Microphone and a Radio Shack boom box in your bass player's rec room. In
the past, the fact that the pride of Ohio, Robert Pollard (and whoever he
could get to play with him), released albums simply as an excuse to come up
with as many goofy song titles as possible only made him more endearing to
cranky fanzine editors and art-garage aficionados the world over. And Guided
By Voices were arty and of the garage- the best of their early stuff sounded
like unreleased demo tapes some acid-rock casualty might have made in Dennis
Wilson's guest house. G.B.V. also spawned a DIY movement of sorts. It was
composed of vinyl junkies of a certain age, who, although enamored with the
rare folkpsychmonster aspect of the '60s, had also learned a thing or two
from postpunkers the Fall and Wire. (I'm thinking of Thinking Fellers Union,
the Grifters, the Strapping Fieldhands, Sebadoh, Pavement.) And even though
English majors need glorified bar bands as much as anyone else, most if not
all these groups have since learned to embrace actual stereophonic recording
studios, leaving room for a new generation of record-store clerks to dazzle
us with the crudity of their art. Robert Pollard, whose music hasn't
sounded like an AM radio at the bottom of a well for years now, has gone
further than any of his partners in production-value crime on Do the
Collapse, his 400th album. Thanks to used Car Ric Ocasek's production job,
this ex-schoolteacher's hobby band has a shiny new coat that would have been
unimaginable five years ago. Ocasek makes rock so clean you can eat off it,
and a lot of this album even has the punch and energy of the Cars' wondrous
debut. (An energy not found on G.B.V.'s last two G.B.V. releases, although
they both had their share of keepers, like for instance "Learning To Hunt"
on Mag Earwig, an uncharacteristically poignant song about fatherhood that
reminds me of "Kooks" on David Bowie's Hunky Dory. At least I think it's
about fatherhood- it might be about hunting.) On Collapse, "Teenage FBI" has
those rinky-dink synths that Cars cover-band the Rentals revived not long
ago, and the sweet guitar leads that waft in from nowhere on "Much Better
Mr. Buckles" rank with powerpop's greatest gifts. Sturdy, dirt-simple riffs
start off 95 percent of the album. (I never liked the Nirvana/grunge
jangly-bumpkin intro approach; you just knew any second they were gonna
stomp on their effects pedal, set for "long hair.") I'm not going to get
into band members here besides our hero Mr. Pollard. You can look up their
tangled family tree on the G.B.V. Web site, and who knows, you might even be
on it! I like the band shots that adorn the new album, though. What with the
guys dressed up in custodial-crew gear, the pictures don't convey the
long-standing indie chic of trucker hats, Pabst Blue Ribbon, and somebody
else's work clothes so much as they resemble promo shots of cleaned-up Ohio
pub-rockers the Rubber City Rebels, circa 1979. And G.B.V.'s on TVT now-
same label that gave long-in-the-tooth Aussie punk Chris Bailey of the
Saints a new lease on life, and the label that made Nine Inch Nail Trent
Reznor so mad he spit out a million-selling record.

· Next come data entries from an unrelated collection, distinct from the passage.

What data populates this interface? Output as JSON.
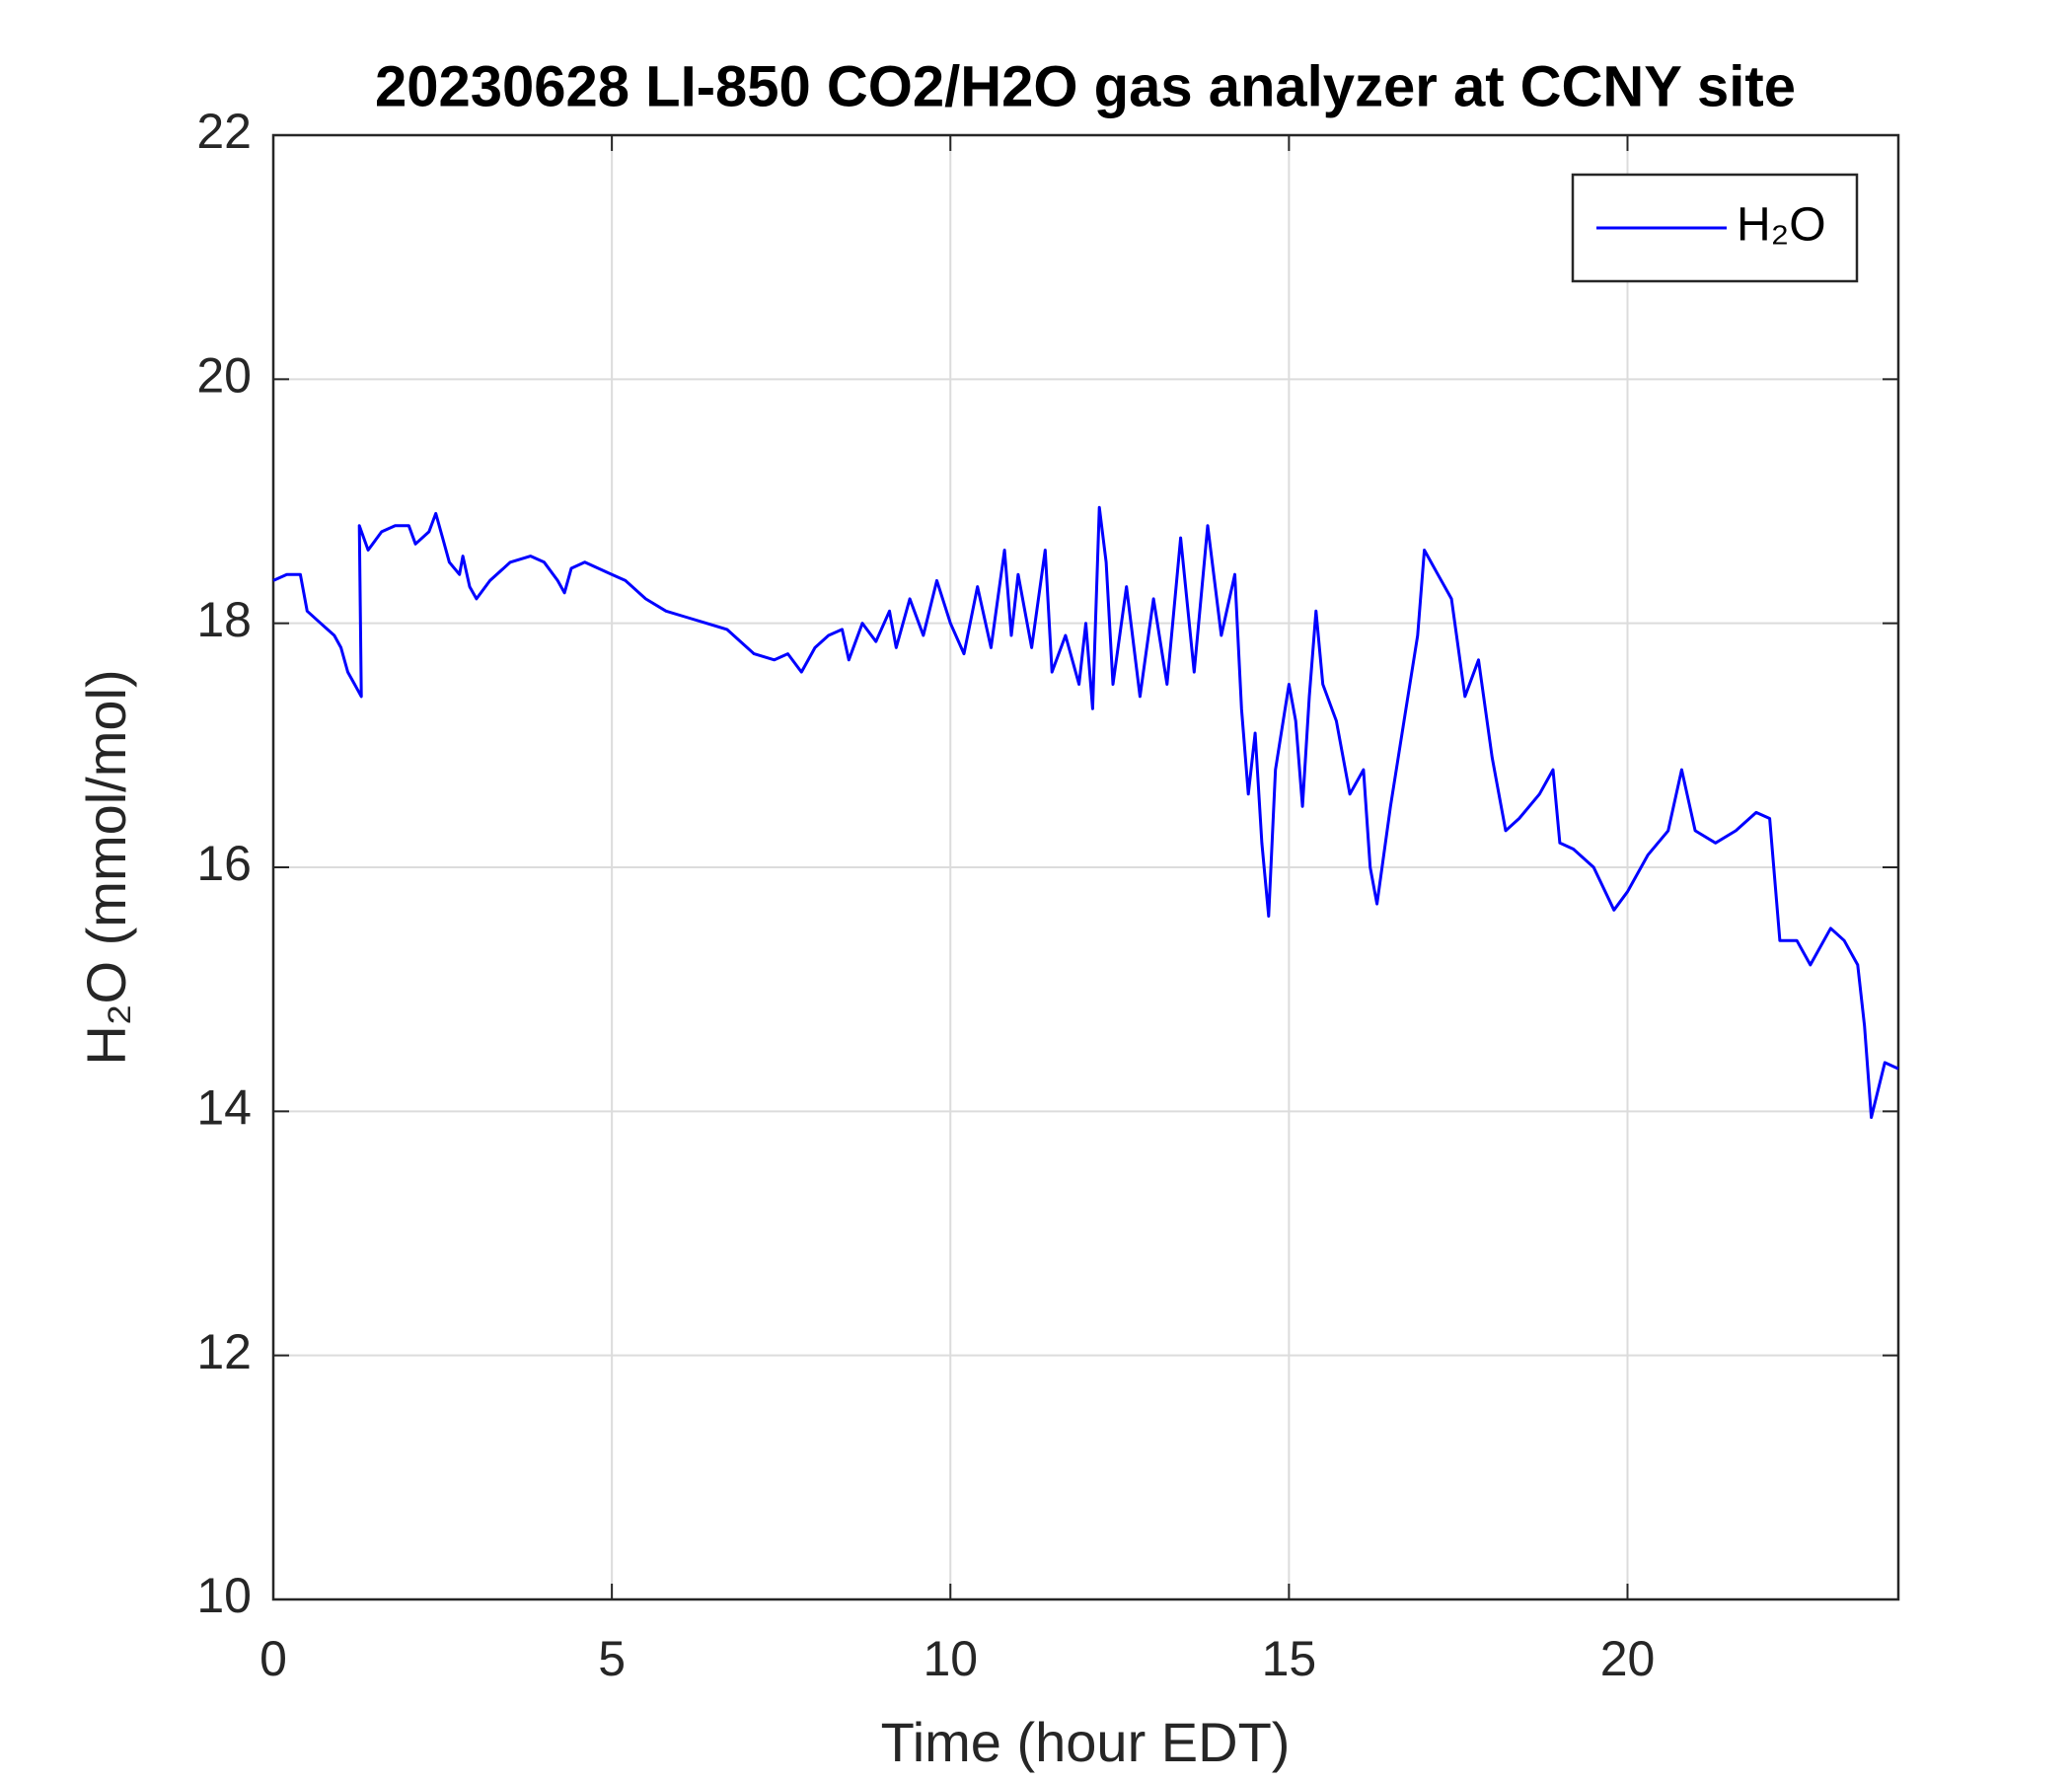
{
  "chart_data": {
    "type": "line",
    "title": "20230628 LI-850 CO2/H2O gas analyzer at CCNY site",
    "x_label": "Time (hour EDT)",
    "y_label": "H₂O (mmol/mol)",
    "xlim": [
      0,
      24
    ],
    "xticks": [
      0,
      5,
      10,
      15,
      20
    ],
    "ylim": [
      10,
      22
    ],
    "yticks": [
      10,
      12,
      14,
      16,
      18,
      20,
      22
    ],
    "grid": true,
    "legend_position": "upper-right",
    "x": [
      0,
      0.2,
      0.4,
      0.5,
      0.7,
      0.9,
      1.0,
      1.1,
      1.2,
      1.25,
      1.3,
      1.27,
      1.4,
      1.6,
      1.8,
      2.0,
      2.1,
      2.3,
      2.4,
      2.5,
      2.6,
      2.75,
      2.8,
      2.9,
      3.0,
      3.2,
      3.5,
      3.8,
      4.0,
      4.2,
      4.3,
      4.4,
      4.6,
      4.8,
      5.0,
      5.2,
      5.5,
      5.8,
      6.1,
      6.4,
      6.7,
      6.9,
      7.1,
      7.4,
      7.6,
      7.8,
      8.0,
      8.2,
      8.4,
      8.5,
      8.7,
      8.9,
      9.1,
      9.2,
      9.4,
      9.6,
      9.8,
      10.0,
      10.2,
      10.4,
      10.6,
      10.8,
      10.9,
      11.0,
      11.2,
      11.4,
      11.5,
      11.7,
      11.9,
      12.0,
      12.1,
      12.2,
      12.3,
      12.4,
      12.6,
      12.8,
      13.0,
      13.2,
      13.4,
      13.6,
      13.8,
      14.0,
      14.2,
      14.3,
      14.4,
      14.5,
      14.6,
      14.7,
      14.8,
      15.0,
      15.1,
      15.2,
      15.3,
      15.4,
      15.5,
      15.7,
      15.9,
      16.1,
      16.2,
      16.3,
      16.5,
      16.7,
      16.9,
      17.0,
      17.2,
      17.4,
      17.6,
      17.8,
      18.0,
      18.2,
      18.4,
      18.7,
      18.9,
      19.0,
      19.2,
      19.5,
      19.8,
      20.0,
      20.3,
      20.6,
      20.8,
      21.0,
      21.3,
      21.6,
      21.9,
      22.1,
      22.25,
      22.5,
      22.7,
      23.0,
      23.2,
      23.4,
      23.5,
      23.6,
      23.8,
      24.0
    ],
    "series": [
      {
        "name": "H₂O",
        "color": "#0000ff",
        "values": [
          18.35,
          18.4,
          18.4,
          18.1,
          18.0,
          17.9,
          17.8,
          17.6,
          17.5,
          17.45,
          17.4,
          18.8,
          18.6,
          18.75,
          18.8,
          18.8,
          18.65,
          18.75,
          18.9,
          18.7,
          18.5,
          18.4,
          18.55,
          18.3,
          18.2,
          18.35,
          18.5,
          18.55,
          18.5,
          18.35,
          18.25,
          18.45,
          18.5,
          18.45,
          18.4,
          18.35,
          18.2,
          18.1,
          18.05,
          18.0,
          17.95,
          17.85,
          17.75,
          17.7,
          17.75,
          17.6,
          17.8,
          17.9,
          17.95,
          17.7,
          18.0,
          17.85,
          18.1,
          17.8,
          18.2,
          17.9,
          18.35,
          18.0,
          17.75,
          18.3,
          17.8,
          18.6,
          17.9,
          18.4,
          17.8,
          18.6,
          17.6,
          17.9,
          17.5,
          18.0,
          17.3,
          18.95,
          18.5,
          17.5,
          18.3,
          17.4,
          18.2,
          17.5,
          18.7,
          17.6,
          18.8,
          17.9,
          18.4,
          17.3,
          16.6,
          17.1,
          16.2,
          15.6,
          16.8,
          17.5,
          17.2,
          16.5,
          17.4,
          18.1,
          17.5,
          17.2,
          16.6,
          16.8,
          16.0,
          15.7,
          16.5,
          17.2,
          17.9,
          18.6,
          18.4,
          18.2,
          17.4,
          17.7,
          16.9,
          16.3,
          16.4,
          16.6,
          16.8,
          16.2,
          16.15,
          16.0,
          15.65,
          15.8,
          16.1,
          16.3,
          16.8,
          16.3,
          16.2,
          16.3,
          16.45,
          16.4,
          15.4,
          15.4,
          15.2,
          15.5,
          15.4,
          15.2,
          14.7,
          13.95,
          14.4,
          14.35
        ]
      }
    ]
  }
}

I guess their former
label, Matador, now a cutting-edge dance imprint, didn't hear enough drum
'n'/or bass in the new G.B.V. sound (but there's plenty of both!). Has this
band sold out its underground cred by creating a slick pop-rock album on a
label founded with sitcom theme-music money? First of all, nobody cares.
Second of all, Robert Pollard is old enough to be your father's older
brother. More important, he lives in Dayton, Ohio. What's he gonna do, buy
the swankiest house in Dayton with all that dough TVT throws around? Put a
moat around his above-ground pool? People from Ohio are incapable of selling
out. Just ask Devo, the Bizarros, Pere Ubu, and the Dead Boys- all
major-label heavyweights in their day. The only way you can do it is if you
move away to England like Chrissie Hynde and dis your smelly shores from
afar. And so what if Do the Collapse has the best Collective Soul song ever
recorded ("Hold on Hope") on it? You'll still never hear it on the radio. In
a perfect world, the cliché goes, kids would flip their lids for whatever
collegiate rock icon is being neglected this week. In the real world,
somebody with a flair for language and a good hook should be able to earn a
happy living without ever leaving home.